ただ、ブルックとゾロだけは、観客席へと静かに戻って来た。
特に、ブルックは過去には強いものの、未だ、現代の事には疎く、「私とした事が、現代の事、勉強するの忘れてました。」と言う位だった。そして、その横では、ゾロが
「ったく、何だって、ルフィの奴、答えられてるんだ?」と不思議そうに首を傾げた。

第2戦
『武力』
執事として、仕えるからには、いつ何時でも、主人の側で主人を守らなければならない。そこで、課せられた事柄は、主人として見たてられた人物を側で守りながら、恐れる事なく、目の前の敵へと挑む事だった。
「少々、お待ち下さい。お嬢様。」サンジは膝をつき告げると、得意の足技で目の前の敵をなぎ倒し、再び、膝をつき、課題をクリアした。そして、残りのクルーも難なく、課題をクリアしていった。

第3戦『忠誠心』
執事とは、主人に対し、絶対的な忠誠心を、例え、何が起ころうと、示さなければならない。
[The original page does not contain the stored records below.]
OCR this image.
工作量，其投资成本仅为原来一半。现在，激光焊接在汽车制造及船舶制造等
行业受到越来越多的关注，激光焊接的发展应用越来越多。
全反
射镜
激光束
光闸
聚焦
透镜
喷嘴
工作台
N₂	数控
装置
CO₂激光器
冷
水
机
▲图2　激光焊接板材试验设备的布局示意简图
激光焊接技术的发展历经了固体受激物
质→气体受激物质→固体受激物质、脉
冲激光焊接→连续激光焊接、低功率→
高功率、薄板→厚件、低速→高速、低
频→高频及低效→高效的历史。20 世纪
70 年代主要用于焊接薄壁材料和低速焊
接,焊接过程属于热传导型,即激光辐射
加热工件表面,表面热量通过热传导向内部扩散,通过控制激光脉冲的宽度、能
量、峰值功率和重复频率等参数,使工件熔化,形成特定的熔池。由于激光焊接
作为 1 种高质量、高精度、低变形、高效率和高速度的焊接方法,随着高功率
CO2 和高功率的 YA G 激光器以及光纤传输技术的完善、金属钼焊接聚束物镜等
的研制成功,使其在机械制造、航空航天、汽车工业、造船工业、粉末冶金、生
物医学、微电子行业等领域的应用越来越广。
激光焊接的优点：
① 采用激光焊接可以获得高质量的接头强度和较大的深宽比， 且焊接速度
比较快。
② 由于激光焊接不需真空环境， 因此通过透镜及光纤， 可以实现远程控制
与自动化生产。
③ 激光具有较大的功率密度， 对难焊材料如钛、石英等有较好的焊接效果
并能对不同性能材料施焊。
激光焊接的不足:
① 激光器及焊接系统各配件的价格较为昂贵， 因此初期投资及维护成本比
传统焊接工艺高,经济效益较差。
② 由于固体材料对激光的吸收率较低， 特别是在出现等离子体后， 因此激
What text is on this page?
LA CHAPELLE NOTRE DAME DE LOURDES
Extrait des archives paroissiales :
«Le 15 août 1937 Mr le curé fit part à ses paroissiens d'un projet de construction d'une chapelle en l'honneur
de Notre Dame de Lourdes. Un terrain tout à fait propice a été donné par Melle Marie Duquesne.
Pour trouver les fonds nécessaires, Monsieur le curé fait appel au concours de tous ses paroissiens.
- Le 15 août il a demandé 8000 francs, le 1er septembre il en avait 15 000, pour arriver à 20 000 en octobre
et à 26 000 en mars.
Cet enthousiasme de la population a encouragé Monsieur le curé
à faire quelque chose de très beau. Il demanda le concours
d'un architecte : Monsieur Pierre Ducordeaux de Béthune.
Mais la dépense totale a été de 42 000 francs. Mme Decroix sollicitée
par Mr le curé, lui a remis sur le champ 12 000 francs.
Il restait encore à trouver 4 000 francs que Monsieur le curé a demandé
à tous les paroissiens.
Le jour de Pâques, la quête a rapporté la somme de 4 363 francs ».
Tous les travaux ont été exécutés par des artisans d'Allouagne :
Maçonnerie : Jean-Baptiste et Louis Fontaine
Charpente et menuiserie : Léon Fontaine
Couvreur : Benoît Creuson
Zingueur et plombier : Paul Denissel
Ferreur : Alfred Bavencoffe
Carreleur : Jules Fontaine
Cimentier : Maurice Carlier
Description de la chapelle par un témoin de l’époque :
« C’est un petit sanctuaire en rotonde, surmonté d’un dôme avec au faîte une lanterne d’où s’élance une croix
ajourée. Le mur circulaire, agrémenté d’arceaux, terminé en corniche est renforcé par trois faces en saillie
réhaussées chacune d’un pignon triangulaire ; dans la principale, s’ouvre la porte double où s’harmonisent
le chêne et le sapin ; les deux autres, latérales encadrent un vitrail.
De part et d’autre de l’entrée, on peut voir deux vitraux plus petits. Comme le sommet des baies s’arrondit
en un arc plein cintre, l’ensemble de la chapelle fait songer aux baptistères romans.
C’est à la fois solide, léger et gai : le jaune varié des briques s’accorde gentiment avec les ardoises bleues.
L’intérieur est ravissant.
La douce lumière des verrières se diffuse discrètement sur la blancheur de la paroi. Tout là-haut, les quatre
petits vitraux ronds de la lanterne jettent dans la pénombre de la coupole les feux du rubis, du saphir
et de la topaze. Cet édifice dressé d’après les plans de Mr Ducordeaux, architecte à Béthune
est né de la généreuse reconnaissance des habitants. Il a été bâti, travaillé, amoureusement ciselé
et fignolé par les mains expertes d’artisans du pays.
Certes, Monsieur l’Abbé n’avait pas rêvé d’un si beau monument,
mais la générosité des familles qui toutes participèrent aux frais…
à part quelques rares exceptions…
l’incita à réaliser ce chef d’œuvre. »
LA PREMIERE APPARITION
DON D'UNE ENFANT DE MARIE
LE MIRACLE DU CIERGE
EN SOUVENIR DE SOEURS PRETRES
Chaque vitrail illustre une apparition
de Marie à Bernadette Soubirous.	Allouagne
一瞬の戸惑いも無い、忠誠心を…。
「ここが一番の問題所ね。」
ナミは前を見据え、静かに言った。


挑戦者達は、小さなグループに分けられ、一つずつの部屋へと通されていく、その部屋では、財宝や豪華な食事、そして、美しい女達が、彼らの事を待ち受ける。対象物に、触れた者は、勿論、一瞬でも顔を緩めれば、その時点で、失格となる。ウソップやフランキーは、またもや簡単に試験を突破していった。だが、ただ一人の男が「面目ねェ」と帰ってきた。
「面目ねェ、ナミさん。折角の機会だったのに…。」
ナミは、はりついた笑顔で応じた。